We thank Acosta et al. [1] for their critical comment on our retrospective study [2] and important clarifications regarding the nomenclature of acute mesenteric ischemia (AMI). Most importantly, the authors point out the difference between intensive care unit (ICU) patients and non-ICU inpatients or outpatients with AMI. In our cohort, over 80% of the patients have been treated in the ICU when AMI was suspected, and more than 50% were supported with vasopressors [2, 3]. Clinical signs and symptoms for AMI such as abdominal pain are unspecific and occur late in many patients [4]. Critically ill patients in the ICU frequently receive analgesics, or they are even comatose, seriously complicating clinical assessment. Due to hemodynamic instability or even cardiocirculatory arrest resulting in intestinal hypoperfusion, these patients are particularly susceptible to non-occlusive mesenteric ischemia (NOMI). Diagnostic difficulties mean that NOMI is often overlooked and only diagnosed post-mortem by autopsy [5].

The small intestine is mainly affected in patients with acute occlusion of the superior mesenteric artery (SMA). In these cases, AMI can be reliably diagnosed by clinical assessment and computed tomography angiography (CTA) in many cases. In contrast, NOMI often affects the right hemicolon [5]. Therefore, we recommend developing screening protocols for colonoscopy in critically ill patients in the ICU with a high risk of NOMI for timely detection of colon ischemia. We argue that patients after cardiac arrest, and patients with severe shock with and without mechanical circulatory support, should be critically selected for early routine colonoscopy. Colonoscopy is widely available and can be performed at the bedside in the ICU, minimizing the additional risks of patient transport, as for CTA assessment.
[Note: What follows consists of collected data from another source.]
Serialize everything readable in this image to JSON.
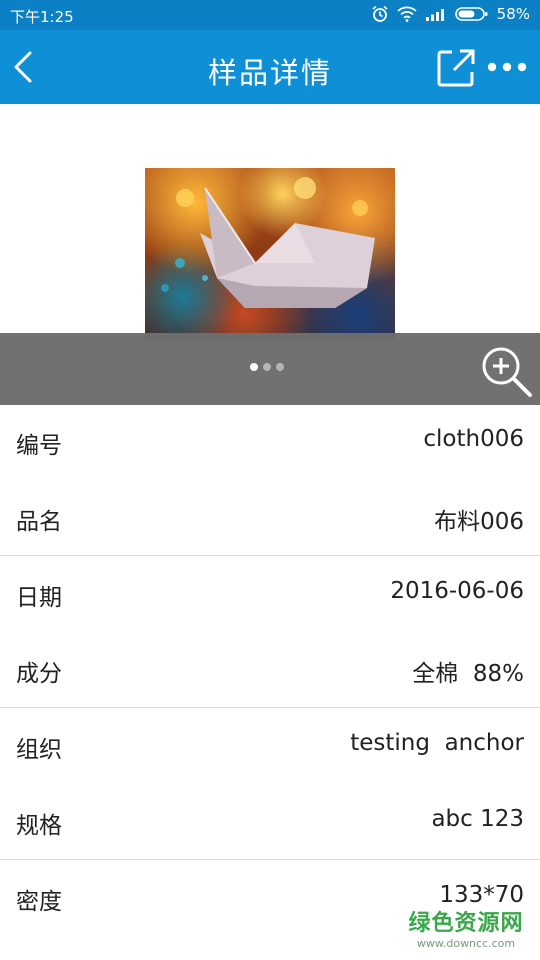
{
  "status_bar": {
    "time": "下午1:25",
    "battery": "58%",
    "icons": [
      "alarm-icon",
      "wifi-icon",
      "signal-icon",
      "battery-icon"
    ]
  },
  "header": {
    "title": "样品详情",
    "icons": [
      "back-icon",
      "share-icon",
      "more-icon"
    ]
  },
  "gallery": {
    "page_count": 3,
    "active_page": 1,
    "icons": [
      "zoom-in-icon"
    ]
  },
  "details": [
    {
      "label": "编号",
      "value": "cloth006"
    },
    {
      "label": "品名",
      "value": "布料006"
    },
    {
      "label": "日期",
      "value": "2016-06-06"
    },
    {
      "label": "成分",
      "value": "全棉  88%"
    },
    {
      "label": "组织",
      "value": "testing  anchor"
    },
    {
      "label": "规格",
      "value": "abc 123"
    },
    {
      "label": "密度",
      "value": "133*70"
    }
  ],
  "watermark": {
    "title": "绿色资源网",
    "url": "www.downcc.com"
  },
  "colors": {
    "status_bar": "#0b80c4",
    "app_bar": "#0e8fd6",
    "gallery_bar": "#6e6e6e",
    "watermark": "#3aa84a"
  }
}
The risk profile of colonoscopy in these patients seems to be favorable [2, 3]. Considering perfusion deficits in the SMA as the most frequent cause for AMI in critically ill patients, it is important, that the right hemicolon is assessed. If uncertainty prevails after endoscopy, or additional signs of tissue ischemia persist, CTA should be considered. Future studies should particularly assess the association of ischemia in the right hemicolon with small bowel ischemia not visible during colonoscopy.

Currently, the optimal treatment for patients with NOMI is still a matter of debate. Limited ischemic mucosal changes may recover spontaneously. However, extensive transmural ischemia requires surgery to avoid bacterial translocation and severe peritonitis. It is exactly the mismatch between serosal and mucosal signs of ischemia that warrants colonoscopy in these cases. Colonoscopy is not primarily indicated to avoid laparotomy, but rather to tailor the surgical approach, namely the extent of resection. Peritonitis and pneumatosis are therefore only relative contraindications for colonoscopy. Secondary surgery for complete colectomy after, e.g., right hemicolectomy because of overlooked mucosal ischemia in the left colon must be avoided under all circumstances.

In summary, screening colonoscopy can be a valuable tool for early detection of NOMI in critically ill patients in the ICU. Nevertheless, further studies should be designed for the definition of optimal indication and timing for colonoscopy and risk-stratified management.